Migrated from eDJGroupInc.com. Author: Greg Buckles. Published: 2010-02-23 12:50:51Format, images and links may no longer function correctly.                 Several recent blog posts and discussions on various industry listservs have raised interesting issues about the potential problems and benefits of consultants working for and with software and service providers. See John Heckman’s post ‘What is a Consultant, Anyway?’ as well as Seth Rowland’s ‘Sales vs Consulting – The Cost of Independence’ for some well developed criticisms of consultant’s who are compensated by the seller instead of the buyers. Steve Miller’s ‘What is a Consultant, Anyway? My Two Cents’ provides some counterpoints supporting vendor relationships for consultants. These opinions seem to originate from the software sales area instead of actual consulting on cases.

                When we look at the first decade of eDiscovery (1995-2004), it is easy to see how clients came to expect a certain amount of free project management consulting from their imaging/copy providers. Everyone was struggling to understand how to convert or manage native electronic files within the discovery lifecycle and the local shops were more than happy to give out free ‘advice’ regarding the very limited technology options available. With the amazing profit margins to be had at 15¢ per page, building the customer relationship was far more important that trying to charge for a portion of the sales cycle.

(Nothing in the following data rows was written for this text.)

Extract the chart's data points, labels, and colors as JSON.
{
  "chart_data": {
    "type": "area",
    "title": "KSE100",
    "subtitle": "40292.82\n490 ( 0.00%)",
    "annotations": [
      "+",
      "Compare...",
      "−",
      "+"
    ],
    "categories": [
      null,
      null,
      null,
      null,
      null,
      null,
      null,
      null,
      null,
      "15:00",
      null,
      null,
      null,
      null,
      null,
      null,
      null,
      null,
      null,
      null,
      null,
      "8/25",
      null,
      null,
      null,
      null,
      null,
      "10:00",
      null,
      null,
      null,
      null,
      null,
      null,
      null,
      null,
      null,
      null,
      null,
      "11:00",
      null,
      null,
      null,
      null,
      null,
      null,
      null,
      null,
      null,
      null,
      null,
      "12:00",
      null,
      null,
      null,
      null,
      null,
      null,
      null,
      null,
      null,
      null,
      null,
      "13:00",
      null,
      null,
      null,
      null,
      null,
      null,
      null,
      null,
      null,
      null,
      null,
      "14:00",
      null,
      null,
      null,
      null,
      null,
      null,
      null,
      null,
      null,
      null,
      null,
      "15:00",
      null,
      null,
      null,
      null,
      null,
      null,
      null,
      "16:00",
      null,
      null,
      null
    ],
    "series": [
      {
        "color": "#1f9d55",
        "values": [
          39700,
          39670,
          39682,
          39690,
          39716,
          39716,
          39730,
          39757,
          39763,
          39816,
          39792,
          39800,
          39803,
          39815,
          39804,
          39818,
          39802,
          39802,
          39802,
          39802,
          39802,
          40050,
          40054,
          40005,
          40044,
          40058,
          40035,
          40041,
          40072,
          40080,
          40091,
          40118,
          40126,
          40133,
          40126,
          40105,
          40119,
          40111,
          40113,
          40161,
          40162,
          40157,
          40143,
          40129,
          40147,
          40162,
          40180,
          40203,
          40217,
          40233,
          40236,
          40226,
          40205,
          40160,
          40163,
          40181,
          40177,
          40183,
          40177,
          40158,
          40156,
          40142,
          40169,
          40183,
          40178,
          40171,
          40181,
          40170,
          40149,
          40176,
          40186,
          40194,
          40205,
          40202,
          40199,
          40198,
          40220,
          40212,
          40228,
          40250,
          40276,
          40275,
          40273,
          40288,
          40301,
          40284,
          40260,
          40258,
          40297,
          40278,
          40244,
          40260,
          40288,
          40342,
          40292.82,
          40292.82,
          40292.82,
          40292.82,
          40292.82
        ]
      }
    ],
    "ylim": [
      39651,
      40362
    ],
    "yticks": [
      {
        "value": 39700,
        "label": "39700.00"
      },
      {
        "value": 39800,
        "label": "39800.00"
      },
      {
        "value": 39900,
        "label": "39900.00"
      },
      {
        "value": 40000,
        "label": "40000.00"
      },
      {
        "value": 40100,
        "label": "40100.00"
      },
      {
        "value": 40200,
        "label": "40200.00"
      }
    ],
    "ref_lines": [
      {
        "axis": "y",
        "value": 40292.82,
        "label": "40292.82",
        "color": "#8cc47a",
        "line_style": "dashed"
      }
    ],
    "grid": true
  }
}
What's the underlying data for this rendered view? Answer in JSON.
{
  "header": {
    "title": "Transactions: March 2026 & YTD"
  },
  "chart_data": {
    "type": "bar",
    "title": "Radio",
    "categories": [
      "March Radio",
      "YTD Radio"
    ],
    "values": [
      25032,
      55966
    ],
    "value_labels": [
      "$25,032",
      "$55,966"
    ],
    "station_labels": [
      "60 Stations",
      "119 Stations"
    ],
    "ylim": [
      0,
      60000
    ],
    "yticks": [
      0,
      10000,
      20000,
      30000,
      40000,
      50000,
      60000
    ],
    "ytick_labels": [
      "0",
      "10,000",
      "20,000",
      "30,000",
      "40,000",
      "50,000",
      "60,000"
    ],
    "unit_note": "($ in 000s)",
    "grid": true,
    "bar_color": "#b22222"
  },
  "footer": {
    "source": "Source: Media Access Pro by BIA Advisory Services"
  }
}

                The first couple of big eDiscovery sanctions rulings in 2005 ( Coleman v. Morgan Stanley & Zubalake v. UBS Warburg LLC) combined with the looming December 2006 amendments to the Federal Rules of Civil Procedure to raise awareness of the potential risks surrounding this new intersection between law and business practice. The relative newness and complexity of eDiscovery created a demand for consultants whose expertise covers technology, legal process and overall project management. So firms and corporations turned to their service and software providers with the expectation that they would receive unbiased, expert best practice for free.

                When we talk about consultants, everyone sees the role from different perspectives. Here is a quick list of some of the primary ‘consultant’ roles:

  • Project Managers – oversee complex processing/reviews, usually attached to a service offering
  • Technology  – support the sales and implementation of enterprise software and appliances
  • Forensic/Investigations – carry out large scale or sensitive audits and collections
  • Expert Witness – render opinion or advice on a specific set of issues within a matter
  • Business Process – typically support retention/content management, risk/cost reduction
  • Industry Analyst – market analysis of trends, competitive functionality and other factors

All of these consultants have typically been attached to larger service or software companies. The market has continued to evolve and we have seen several attempts to create large scale corporate consulting practices focused on eDiscovery by firms like LECG, Huron, FTI and LexisNexis. These have been successful when they stick to specific matters, but have had issues when they have tried to convert their roles to embedded Subject Matter Experts via Litigation Readiness and similar offerings. They face a significant challenge due to their billing model and the need to generate sustained revenue from high margin associates. Their business model is designed to extract maximum value from a client by taking over a problem rather than enabling the client to own the final process.

So the bloggers that raised this issue were primarily commenting on the potential ethical conflicts associated with LexisNexis’s CIC (Certified Independent Consultant) reseller program. They would fall under my Technology Consultant  or Project Management Consultant label above with a decidedly sales orientation. LexisNexis has always used attorneys for certain sales, consulting and channel roles. This strategy has definitely helped them sell a lot of software and fits in well with their primary legal research businesses. It also has the risk of encouraging potential buyers of viewing their sales reps as providing actual legal advice or consulting best practice that is purely in the best interest of the client.  The primary question that you need to ask is , “Who is my consultant working for?” The answer should be simple, but rarely is.